On November 23, one day after Mango Markets' exploiter Avraham Eisenberg tried to exploit the decentralized finance protocol AAVE through a series of clever short sells, project contributors put up a variety of ideas to cope with the consequences of the incident. These ideas included a variety of different ways to deal with the aftermath of the incident. These suggestions included a wide range of potential approaches to addressing the fallout from the occurrence in question.
According to the protocol engineer Llama and the financial modeling platform Gauntlet, both of whom are deployed on Aave, Llama reported that the user had been liquidated, albeit at the expense of $1.6 million in bad debt, most likely as a result of slippage. In other words, the user was liquidated at the expense of the platform. To put it another way, the user was kicked from the platform at the cost of the service.

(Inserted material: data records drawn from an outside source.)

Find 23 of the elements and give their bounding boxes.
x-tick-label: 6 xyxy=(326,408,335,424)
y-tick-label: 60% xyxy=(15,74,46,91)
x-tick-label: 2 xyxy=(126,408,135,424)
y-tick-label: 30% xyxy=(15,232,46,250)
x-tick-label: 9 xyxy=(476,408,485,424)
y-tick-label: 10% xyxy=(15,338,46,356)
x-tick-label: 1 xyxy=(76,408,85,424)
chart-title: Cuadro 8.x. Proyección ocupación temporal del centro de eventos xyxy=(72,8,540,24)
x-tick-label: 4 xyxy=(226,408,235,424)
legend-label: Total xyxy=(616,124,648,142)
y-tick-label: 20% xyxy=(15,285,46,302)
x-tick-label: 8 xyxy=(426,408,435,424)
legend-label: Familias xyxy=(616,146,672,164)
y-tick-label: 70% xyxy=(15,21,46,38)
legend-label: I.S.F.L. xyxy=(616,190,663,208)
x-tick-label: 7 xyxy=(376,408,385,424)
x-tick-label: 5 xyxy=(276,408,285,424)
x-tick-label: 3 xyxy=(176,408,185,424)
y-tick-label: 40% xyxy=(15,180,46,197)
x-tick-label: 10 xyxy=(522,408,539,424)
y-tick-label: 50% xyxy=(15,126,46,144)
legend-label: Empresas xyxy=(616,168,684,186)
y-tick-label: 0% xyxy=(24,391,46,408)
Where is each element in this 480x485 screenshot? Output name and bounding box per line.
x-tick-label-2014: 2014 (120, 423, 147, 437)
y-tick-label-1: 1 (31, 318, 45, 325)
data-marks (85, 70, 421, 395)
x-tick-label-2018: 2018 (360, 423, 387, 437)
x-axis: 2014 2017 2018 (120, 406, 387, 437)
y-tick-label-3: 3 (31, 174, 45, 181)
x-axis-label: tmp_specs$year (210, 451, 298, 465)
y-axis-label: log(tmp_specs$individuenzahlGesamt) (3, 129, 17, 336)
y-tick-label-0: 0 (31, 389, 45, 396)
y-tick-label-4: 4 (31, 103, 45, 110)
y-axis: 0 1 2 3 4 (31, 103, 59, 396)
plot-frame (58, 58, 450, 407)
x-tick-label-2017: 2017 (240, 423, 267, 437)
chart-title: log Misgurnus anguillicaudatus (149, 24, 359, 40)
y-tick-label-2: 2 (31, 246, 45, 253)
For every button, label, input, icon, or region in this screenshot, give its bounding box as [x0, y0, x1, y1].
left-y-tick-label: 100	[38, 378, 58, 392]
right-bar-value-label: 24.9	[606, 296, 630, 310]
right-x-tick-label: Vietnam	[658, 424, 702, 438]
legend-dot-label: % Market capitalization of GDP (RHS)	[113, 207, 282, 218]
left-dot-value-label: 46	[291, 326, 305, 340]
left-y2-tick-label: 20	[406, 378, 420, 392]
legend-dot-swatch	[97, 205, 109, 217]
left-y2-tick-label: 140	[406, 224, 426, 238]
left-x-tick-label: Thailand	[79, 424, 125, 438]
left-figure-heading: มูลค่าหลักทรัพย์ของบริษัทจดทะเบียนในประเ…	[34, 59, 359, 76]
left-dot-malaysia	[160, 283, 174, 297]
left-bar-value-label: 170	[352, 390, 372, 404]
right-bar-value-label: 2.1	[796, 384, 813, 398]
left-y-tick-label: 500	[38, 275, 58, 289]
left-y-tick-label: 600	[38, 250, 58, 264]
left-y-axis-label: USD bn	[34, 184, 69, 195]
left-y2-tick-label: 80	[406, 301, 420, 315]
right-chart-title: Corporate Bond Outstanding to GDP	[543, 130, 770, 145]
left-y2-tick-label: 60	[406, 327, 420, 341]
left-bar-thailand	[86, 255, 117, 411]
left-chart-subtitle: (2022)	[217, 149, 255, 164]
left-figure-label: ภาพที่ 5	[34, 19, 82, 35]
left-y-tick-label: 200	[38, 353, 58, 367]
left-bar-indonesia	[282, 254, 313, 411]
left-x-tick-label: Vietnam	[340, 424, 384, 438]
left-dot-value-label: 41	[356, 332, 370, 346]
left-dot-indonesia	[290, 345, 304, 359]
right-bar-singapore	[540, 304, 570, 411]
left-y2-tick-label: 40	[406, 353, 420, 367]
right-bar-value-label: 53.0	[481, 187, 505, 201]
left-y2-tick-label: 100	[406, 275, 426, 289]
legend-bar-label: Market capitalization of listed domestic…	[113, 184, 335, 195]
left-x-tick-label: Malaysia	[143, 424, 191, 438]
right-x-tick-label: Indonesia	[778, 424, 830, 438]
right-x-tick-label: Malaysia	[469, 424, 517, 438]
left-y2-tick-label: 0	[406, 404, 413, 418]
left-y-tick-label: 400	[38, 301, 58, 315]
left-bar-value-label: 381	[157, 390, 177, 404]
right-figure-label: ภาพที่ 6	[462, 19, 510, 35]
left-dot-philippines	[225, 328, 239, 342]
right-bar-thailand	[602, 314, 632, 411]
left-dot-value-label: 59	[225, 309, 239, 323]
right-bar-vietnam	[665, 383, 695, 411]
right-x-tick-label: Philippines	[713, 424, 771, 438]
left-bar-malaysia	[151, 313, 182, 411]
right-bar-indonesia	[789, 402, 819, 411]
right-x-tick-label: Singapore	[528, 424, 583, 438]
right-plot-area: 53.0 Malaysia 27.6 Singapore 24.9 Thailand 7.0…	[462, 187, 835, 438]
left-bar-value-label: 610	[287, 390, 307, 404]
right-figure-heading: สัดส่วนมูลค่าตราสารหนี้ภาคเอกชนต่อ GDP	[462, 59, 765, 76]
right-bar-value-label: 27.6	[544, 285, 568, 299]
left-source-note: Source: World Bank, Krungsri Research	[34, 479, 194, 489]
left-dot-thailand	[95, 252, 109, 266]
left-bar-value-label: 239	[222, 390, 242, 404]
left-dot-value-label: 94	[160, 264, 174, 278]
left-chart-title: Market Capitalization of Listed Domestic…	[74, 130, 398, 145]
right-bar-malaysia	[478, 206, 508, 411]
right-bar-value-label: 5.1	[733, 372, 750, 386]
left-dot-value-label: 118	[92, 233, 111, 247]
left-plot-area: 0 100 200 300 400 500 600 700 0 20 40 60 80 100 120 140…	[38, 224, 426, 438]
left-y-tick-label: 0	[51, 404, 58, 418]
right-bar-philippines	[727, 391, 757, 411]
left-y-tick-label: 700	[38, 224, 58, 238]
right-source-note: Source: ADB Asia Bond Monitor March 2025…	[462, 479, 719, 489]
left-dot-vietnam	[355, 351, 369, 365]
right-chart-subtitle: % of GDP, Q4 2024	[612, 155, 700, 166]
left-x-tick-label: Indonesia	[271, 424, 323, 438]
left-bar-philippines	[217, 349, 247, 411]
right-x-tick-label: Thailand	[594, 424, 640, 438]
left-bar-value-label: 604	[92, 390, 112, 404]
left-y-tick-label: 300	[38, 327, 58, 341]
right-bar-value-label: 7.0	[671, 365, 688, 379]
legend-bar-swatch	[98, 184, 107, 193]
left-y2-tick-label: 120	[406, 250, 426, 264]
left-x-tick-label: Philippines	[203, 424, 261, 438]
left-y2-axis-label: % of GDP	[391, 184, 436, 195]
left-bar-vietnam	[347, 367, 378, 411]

Avenue is the street that is home to both of these places.
Moving ahead, Llama's proposition requires that the unpaid debt be settled using money from the bankruptcy fund of the Gauntlet and the Ave Treasury.
Another suggestion that was made by Gauntlet calls for the temporary freeze of a list of token markets on Aave v2, which would include the Curve DAO Token. This particular token would be included in this list. This is the second recommendation that has been offered.
The day prior, Eisenberg made an effort to provoke a liquidity crisis on Aave by shorting a big amount of CRV, which did not have a liquid market on the platform. This action was done in an attempt to profit from the situation. The very high slippage that took place (which went up to 90%), caused the smart contracts to be forced to buy back the holdings at a loss.
In spite of this, the transaction was unsuccessful due to the fact that Eisenberg was liquidated with a far less amount of slippage than was anticipated.